A erosão da agenda Tradicionalista e o Contra-ataque Tradicionalista:
No início da Guerra Fria, quando o conceito de segurança nacional entrou em cena, o problema de segurança para o Ocidente era de como responder a um desafio de amplo espectro (militar, social, ideológico e econômico) da União Soviética. A Guerra Fria se dava através da rivalidade entre dois sistemas mutuamente exclusivos de política econômica sobre o futuro da sociedade industrial. Mas, com a pressão causada pela corrida armamentista nuclear, marcada por rápidos e estrategicamente importantes avanços tecnológicos, a inicialmente ampla e vasta conceituação de segurança rapidamente limitou-se a um foco militar.
Na década de 1980, foi visível o afastamento das questões militares-políticas do centro das preocupações da área de segurança, por conta da crescente consciência de que a guerra estava acabando. O grupo central da comunidade de segurança emergente era a Europa ocidental, o Japão e a América do Norte. A efetividade da dissuasão nuclear entre ocidente e oriente tornou possível que a União Soviética pudesse também ser incluída na esfera dessa comunidade de segurança, principalmente após Gorbachev ter apoiado explicitamente a desmilitarização da Guerra Fria. Após a Guerra do Vietnã, houve também uma crescente tendência no ocidente em questionar se a guerra era de fato um método efetivo para atingir uma ampla gama de objetivos políticos e econômicos.
Além disso, houve o aumento da securitização de duas áreas antes consideradas low politics: economia internacional e meio ambiente.
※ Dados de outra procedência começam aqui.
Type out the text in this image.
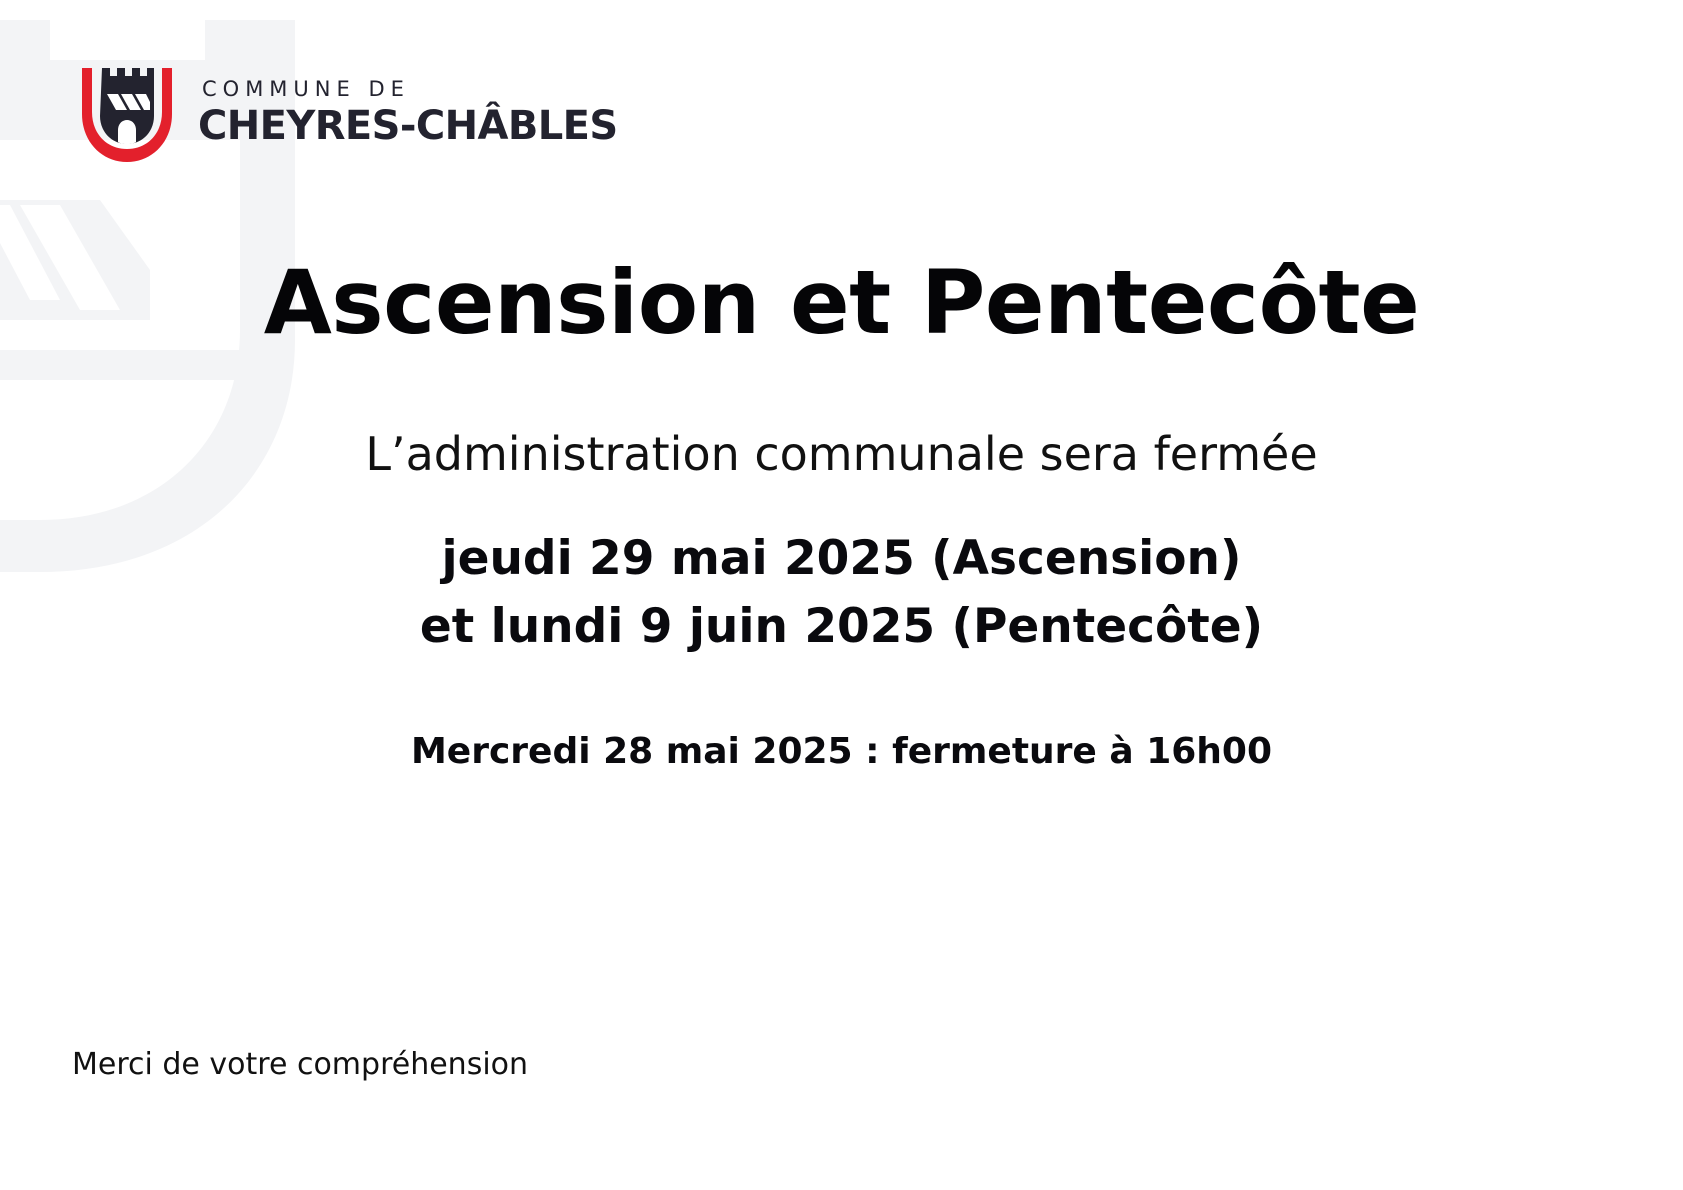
COMMUNE DE
CHEYRES-CHÂBLES
Ascension et Pentecôte
L’administration communale sera fermée
jeudi 29 mai 2025 (Ascension)
et lundi 9 juin 2025 (Pentecôte)
Mercredi 28 mai 2025 : fermeture à 16h00
Merci de votre compréhension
No caso ambiental, o processo de securitização teve início nos anos 1960, quando livros como Silent Spring (CARSEN) começaram a fazer com que as pessoas ficassem alertas para os impactos da humanidade na transformação do meio ambiente (mudanças climáticas, biodiversidade, poluição, etc.).
No caso da economia, o processo de securitização surgiu em parte por causa do relativo declínio econômico dos Estados Unidos, inevitável resultado de sua exagerada posição de dominância global em 1945 e pelo esgotamento do excessivo imperialismo que iniciou na Guerra do Vietnã, e também pelas reações a crescente liberalização da economia mundial. A dominância americana foi desafiada pela Europa e pelo Japão quando estes se recuperaram da Segunda Guerra Mundial, bem como por alguns novos países independentes. Em paralelo ao declínio americano, estava a crescente liberalização da economia global, primeiro no comércio, e, a partir de 1970, também em finanças. O que significava que economias nacionais se tornariam mais expostas à competição de outros produtores num mercado global e a poderosas corporações transnacionais e mercados financeiros.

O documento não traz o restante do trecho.